Logs showed the star fury she had used had departed the station already. He gave the order to get one ready that would allow him to pursue her, and was about to go to storage to get himself a space suit when his least favourite man in a suit showed up, evidently headed for customs and about to depart the station as well.
“Mr. Morden,” Garibaldi said, trying to decide whether he really suspected what he thought he suspected.
“Mr. Garibaldi,” Morden said. “Another time, perhaps? I’m afraid I’ll have to cut this particular visit to your hospitable station short, but I’m sure to be back.”
“Any reason in particular?” Garibaldi asked. Morden just smiled. Enigmatically. It looked really familiar right now.
“Why, I didn’t think you’d miss me.”
“Just out of curiosity, why did you get into that bar brawl a few hours ago?”
“A misunderstanding,” Morden said. “A simple misunderstanding. One of that establishments more inebriated customers misunderstood my intentions towards his companion. What can I say, Mr. Garibaldi, we’re both men. Such things happen.”
“No kidding,” Garibaldi replied, and had a word with customs, telling them to make sure to slow Morden down enough to make him miss whichever flight he had booked. Then he got into his star fury, and headed towards the coordinates where he and Jeff had found the ghost of Christmas Past.
He arrived just in time to see her disappear in the same type of bright flash he remembered. It left him feeling… frustrated, Garibaldi told himself, as any cop would when a thief had made a successful getaway. Those star furies were government property and expensive. Of course, the woman had been utterly crazy. There was no guarantee as to where she would end up, the future, the past, how far in either direction, if she survived that thing at all. How desperate did you have to be to run in order to take that kind of risk?
But she hadn’t been afraid, that was the thing. He knew when criminals were afraid. He could smell it. Whatever else she was, she had not been afraid. Just determined. Yes, desperate, but not to run. Maybe at least one part of her story had been true; maybe she had been desperate not to go, but to arrive. To reach someone.

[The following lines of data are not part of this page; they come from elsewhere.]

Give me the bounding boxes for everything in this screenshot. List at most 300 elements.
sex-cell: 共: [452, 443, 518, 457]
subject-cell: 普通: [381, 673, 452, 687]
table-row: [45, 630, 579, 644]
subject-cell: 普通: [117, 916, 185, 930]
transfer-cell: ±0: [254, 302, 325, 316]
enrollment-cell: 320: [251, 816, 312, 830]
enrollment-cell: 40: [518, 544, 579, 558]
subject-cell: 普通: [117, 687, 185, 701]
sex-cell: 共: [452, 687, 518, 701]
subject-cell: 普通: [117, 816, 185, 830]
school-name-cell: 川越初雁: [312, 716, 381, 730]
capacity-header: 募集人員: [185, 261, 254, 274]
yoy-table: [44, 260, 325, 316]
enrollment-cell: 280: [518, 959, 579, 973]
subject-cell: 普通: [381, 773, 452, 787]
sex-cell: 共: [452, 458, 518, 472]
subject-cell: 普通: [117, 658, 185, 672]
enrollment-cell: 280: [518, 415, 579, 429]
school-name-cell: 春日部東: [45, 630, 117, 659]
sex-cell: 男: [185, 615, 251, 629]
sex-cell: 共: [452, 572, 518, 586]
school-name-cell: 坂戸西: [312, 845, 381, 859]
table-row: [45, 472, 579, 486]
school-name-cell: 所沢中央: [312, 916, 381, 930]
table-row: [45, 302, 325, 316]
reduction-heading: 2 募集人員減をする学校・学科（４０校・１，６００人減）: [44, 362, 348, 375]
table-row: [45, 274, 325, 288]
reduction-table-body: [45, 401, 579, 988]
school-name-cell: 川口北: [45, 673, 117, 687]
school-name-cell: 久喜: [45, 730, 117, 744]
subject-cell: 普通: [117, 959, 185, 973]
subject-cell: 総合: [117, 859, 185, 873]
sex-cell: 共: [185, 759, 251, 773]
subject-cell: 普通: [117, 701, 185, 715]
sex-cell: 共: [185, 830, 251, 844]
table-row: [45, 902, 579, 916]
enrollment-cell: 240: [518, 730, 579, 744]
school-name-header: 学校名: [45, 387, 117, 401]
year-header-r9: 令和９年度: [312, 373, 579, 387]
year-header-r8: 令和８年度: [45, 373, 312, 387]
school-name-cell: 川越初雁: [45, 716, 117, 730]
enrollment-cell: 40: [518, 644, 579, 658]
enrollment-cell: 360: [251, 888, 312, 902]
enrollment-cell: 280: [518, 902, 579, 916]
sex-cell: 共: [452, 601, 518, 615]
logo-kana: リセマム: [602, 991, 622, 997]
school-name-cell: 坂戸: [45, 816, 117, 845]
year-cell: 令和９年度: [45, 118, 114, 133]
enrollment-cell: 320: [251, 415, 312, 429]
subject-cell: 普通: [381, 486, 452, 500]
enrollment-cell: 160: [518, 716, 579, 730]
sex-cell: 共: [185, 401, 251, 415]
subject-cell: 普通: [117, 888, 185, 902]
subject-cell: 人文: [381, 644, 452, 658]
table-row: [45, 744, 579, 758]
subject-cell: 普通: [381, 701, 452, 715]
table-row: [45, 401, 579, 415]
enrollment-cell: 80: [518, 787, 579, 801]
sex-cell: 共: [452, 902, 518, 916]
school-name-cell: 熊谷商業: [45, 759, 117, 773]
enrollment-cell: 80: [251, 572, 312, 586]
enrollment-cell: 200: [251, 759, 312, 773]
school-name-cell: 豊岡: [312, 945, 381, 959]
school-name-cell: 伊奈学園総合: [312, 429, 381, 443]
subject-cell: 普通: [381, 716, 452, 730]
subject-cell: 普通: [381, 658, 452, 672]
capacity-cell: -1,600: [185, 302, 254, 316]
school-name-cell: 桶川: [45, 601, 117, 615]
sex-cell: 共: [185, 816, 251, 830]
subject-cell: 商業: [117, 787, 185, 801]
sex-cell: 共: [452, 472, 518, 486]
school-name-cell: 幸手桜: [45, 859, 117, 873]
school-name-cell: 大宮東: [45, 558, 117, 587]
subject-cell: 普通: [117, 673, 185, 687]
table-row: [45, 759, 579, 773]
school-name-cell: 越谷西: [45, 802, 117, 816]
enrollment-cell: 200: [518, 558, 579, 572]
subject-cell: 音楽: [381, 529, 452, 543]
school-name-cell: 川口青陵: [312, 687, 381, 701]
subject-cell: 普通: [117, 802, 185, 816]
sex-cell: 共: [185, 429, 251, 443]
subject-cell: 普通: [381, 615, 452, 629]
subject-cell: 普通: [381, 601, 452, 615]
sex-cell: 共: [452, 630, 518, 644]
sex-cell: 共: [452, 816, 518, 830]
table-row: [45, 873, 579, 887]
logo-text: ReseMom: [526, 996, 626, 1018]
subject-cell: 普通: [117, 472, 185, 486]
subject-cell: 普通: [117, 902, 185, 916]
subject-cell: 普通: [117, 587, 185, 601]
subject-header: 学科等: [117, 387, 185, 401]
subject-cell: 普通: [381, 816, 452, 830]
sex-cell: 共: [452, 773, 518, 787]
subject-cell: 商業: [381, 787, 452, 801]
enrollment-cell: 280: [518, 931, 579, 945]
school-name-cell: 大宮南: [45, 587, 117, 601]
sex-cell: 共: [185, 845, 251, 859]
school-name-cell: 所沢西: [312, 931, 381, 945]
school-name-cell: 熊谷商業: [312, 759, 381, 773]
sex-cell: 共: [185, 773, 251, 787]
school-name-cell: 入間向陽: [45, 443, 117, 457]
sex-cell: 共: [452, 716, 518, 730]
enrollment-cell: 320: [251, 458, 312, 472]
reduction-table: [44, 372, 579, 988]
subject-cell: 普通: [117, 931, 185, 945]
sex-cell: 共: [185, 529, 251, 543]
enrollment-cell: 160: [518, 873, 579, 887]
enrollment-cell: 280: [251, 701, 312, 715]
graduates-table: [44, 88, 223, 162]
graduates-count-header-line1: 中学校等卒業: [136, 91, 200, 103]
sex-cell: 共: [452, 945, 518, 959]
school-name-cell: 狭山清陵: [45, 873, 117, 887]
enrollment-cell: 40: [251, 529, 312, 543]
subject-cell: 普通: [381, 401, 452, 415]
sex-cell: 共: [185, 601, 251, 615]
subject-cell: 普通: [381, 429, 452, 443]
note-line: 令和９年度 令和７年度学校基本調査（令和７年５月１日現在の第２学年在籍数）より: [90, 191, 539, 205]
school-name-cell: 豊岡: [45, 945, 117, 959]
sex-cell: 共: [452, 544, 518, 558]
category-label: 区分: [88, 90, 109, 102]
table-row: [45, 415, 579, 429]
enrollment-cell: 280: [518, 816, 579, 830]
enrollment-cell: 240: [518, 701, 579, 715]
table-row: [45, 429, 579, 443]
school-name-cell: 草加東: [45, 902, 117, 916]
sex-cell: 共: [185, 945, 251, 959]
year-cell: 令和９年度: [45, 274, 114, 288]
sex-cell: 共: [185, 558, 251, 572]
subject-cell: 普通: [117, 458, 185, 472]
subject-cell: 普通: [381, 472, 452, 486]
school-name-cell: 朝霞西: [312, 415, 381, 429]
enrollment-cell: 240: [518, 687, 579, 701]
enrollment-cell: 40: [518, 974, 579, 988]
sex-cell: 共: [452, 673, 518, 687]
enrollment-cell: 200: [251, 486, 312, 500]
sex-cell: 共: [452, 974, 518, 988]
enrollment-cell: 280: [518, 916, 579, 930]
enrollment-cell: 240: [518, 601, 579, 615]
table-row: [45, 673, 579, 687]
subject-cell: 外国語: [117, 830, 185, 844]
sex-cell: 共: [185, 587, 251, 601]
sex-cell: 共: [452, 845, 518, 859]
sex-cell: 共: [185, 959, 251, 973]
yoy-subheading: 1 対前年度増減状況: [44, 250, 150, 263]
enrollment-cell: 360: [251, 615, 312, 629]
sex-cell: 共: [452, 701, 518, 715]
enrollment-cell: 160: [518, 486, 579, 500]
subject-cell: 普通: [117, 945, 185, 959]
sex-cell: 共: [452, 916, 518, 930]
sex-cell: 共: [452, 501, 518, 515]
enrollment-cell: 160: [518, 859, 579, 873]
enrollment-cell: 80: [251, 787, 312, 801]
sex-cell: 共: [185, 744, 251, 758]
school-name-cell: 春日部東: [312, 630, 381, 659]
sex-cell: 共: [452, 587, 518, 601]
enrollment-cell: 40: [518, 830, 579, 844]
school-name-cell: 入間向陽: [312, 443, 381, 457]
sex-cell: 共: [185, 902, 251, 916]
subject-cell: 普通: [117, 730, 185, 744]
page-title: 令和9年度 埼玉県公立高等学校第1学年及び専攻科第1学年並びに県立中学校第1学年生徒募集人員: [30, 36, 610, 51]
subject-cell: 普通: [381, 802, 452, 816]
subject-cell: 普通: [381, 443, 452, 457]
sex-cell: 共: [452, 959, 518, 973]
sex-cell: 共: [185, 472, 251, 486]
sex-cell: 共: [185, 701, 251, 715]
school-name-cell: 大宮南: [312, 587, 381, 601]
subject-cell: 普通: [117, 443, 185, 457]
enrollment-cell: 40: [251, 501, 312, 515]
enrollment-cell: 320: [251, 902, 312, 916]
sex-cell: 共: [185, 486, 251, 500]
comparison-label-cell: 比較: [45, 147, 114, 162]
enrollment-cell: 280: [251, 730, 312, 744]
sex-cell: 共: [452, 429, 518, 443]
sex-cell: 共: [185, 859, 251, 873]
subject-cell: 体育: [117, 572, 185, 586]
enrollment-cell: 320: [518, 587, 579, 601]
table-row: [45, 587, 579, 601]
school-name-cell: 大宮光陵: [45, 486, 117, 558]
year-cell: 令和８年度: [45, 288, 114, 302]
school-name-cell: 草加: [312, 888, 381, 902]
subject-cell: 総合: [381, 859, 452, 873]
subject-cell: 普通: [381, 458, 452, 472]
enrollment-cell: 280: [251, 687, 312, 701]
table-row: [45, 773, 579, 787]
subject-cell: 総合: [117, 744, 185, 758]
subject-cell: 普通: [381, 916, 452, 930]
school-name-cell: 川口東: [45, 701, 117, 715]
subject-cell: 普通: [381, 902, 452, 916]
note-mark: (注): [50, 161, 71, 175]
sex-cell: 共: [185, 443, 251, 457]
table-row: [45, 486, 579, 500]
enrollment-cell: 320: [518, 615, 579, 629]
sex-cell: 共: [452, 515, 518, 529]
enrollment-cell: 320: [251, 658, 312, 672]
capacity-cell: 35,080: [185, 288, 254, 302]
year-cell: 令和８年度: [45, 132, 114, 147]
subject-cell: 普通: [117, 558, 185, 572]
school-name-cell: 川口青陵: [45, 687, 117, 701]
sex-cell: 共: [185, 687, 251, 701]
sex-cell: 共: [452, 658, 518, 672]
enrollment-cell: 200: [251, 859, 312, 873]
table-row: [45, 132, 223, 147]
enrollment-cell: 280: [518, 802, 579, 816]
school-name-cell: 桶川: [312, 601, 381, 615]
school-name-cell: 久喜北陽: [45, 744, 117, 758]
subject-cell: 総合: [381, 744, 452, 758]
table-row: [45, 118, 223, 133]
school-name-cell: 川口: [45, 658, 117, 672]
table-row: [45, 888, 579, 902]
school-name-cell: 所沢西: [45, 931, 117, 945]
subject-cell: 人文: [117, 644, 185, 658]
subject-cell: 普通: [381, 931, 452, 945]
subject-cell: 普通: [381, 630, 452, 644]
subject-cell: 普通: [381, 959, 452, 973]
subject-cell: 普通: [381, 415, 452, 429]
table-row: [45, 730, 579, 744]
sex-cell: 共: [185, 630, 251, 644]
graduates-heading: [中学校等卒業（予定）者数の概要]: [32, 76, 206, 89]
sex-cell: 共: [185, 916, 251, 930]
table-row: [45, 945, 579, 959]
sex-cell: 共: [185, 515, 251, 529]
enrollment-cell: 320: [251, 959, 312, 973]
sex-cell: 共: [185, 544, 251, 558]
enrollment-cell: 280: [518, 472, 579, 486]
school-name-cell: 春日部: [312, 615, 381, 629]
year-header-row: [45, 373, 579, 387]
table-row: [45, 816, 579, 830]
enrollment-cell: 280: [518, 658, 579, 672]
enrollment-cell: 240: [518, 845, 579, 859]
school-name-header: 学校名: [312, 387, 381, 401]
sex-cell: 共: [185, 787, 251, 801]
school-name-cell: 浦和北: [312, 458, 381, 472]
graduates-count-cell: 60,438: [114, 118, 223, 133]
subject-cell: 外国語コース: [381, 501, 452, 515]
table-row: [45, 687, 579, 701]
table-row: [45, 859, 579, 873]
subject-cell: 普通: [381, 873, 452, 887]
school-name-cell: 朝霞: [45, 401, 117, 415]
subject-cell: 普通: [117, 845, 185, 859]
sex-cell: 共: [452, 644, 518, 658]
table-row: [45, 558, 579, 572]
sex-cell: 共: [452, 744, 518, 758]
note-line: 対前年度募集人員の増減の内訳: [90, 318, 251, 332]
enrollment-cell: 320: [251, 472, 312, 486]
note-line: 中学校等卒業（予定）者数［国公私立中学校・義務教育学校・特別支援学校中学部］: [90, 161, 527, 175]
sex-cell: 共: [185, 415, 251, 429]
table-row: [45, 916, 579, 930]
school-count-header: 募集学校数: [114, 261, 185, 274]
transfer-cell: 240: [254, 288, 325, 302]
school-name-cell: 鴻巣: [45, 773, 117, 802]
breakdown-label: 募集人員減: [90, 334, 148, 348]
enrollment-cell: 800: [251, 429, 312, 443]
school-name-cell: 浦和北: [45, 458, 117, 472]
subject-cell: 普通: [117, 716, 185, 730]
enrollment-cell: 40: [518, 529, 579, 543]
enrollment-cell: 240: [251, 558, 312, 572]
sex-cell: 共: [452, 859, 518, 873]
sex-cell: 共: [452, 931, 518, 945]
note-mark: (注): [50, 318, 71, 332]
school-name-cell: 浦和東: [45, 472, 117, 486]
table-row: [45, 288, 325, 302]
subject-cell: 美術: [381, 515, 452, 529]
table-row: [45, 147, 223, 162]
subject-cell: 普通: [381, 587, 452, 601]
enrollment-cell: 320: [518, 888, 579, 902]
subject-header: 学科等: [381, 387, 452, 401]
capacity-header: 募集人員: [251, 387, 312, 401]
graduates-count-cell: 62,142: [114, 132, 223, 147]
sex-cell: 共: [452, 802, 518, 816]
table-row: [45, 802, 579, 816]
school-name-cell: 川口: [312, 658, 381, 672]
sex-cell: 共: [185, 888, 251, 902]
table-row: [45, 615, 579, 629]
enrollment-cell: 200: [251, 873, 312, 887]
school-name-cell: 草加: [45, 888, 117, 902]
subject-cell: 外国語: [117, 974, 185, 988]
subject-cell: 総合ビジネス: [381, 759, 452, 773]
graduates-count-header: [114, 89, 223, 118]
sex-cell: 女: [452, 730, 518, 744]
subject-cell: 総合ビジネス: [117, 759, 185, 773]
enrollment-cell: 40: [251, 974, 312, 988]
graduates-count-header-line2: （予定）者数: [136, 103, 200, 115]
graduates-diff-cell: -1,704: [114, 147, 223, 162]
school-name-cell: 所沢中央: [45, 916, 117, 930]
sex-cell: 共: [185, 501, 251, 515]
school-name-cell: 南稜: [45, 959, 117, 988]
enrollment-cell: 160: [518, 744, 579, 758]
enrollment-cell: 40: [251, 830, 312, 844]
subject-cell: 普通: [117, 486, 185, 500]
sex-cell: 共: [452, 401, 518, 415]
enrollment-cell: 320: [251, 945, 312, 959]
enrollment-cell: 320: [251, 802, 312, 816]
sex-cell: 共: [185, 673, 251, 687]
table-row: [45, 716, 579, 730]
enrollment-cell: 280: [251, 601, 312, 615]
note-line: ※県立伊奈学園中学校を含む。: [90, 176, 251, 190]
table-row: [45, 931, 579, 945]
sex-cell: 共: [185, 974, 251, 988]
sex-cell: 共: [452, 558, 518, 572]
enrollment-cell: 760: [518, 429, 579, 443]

Enough is enough, Garibaldi told himself. Best head back to the station, report a stolen star fury to the Captain and hope Ivanova wouldn’t ridicule him too much for letting a floozy pull a fast one on him. If he remained out here alone, he could get all kind of crazy ideas. Like how desperate you had to be to reach someone, and whether a star fury could make it all the way to Minbar. That the Vorlons really put people in storage and brought them to life every few centuries to do their bidding. Or that there were cyborgs walking among them.
“Nah,” he said out loud. “No way.”
She had been a really good con artist with much imagination and some messed up past. Trouble, but then he had known that from the beginning. All the same, he found himself wishing her luck, wherever she had ended up. She’d need it. And so would the next guy who crossed her path.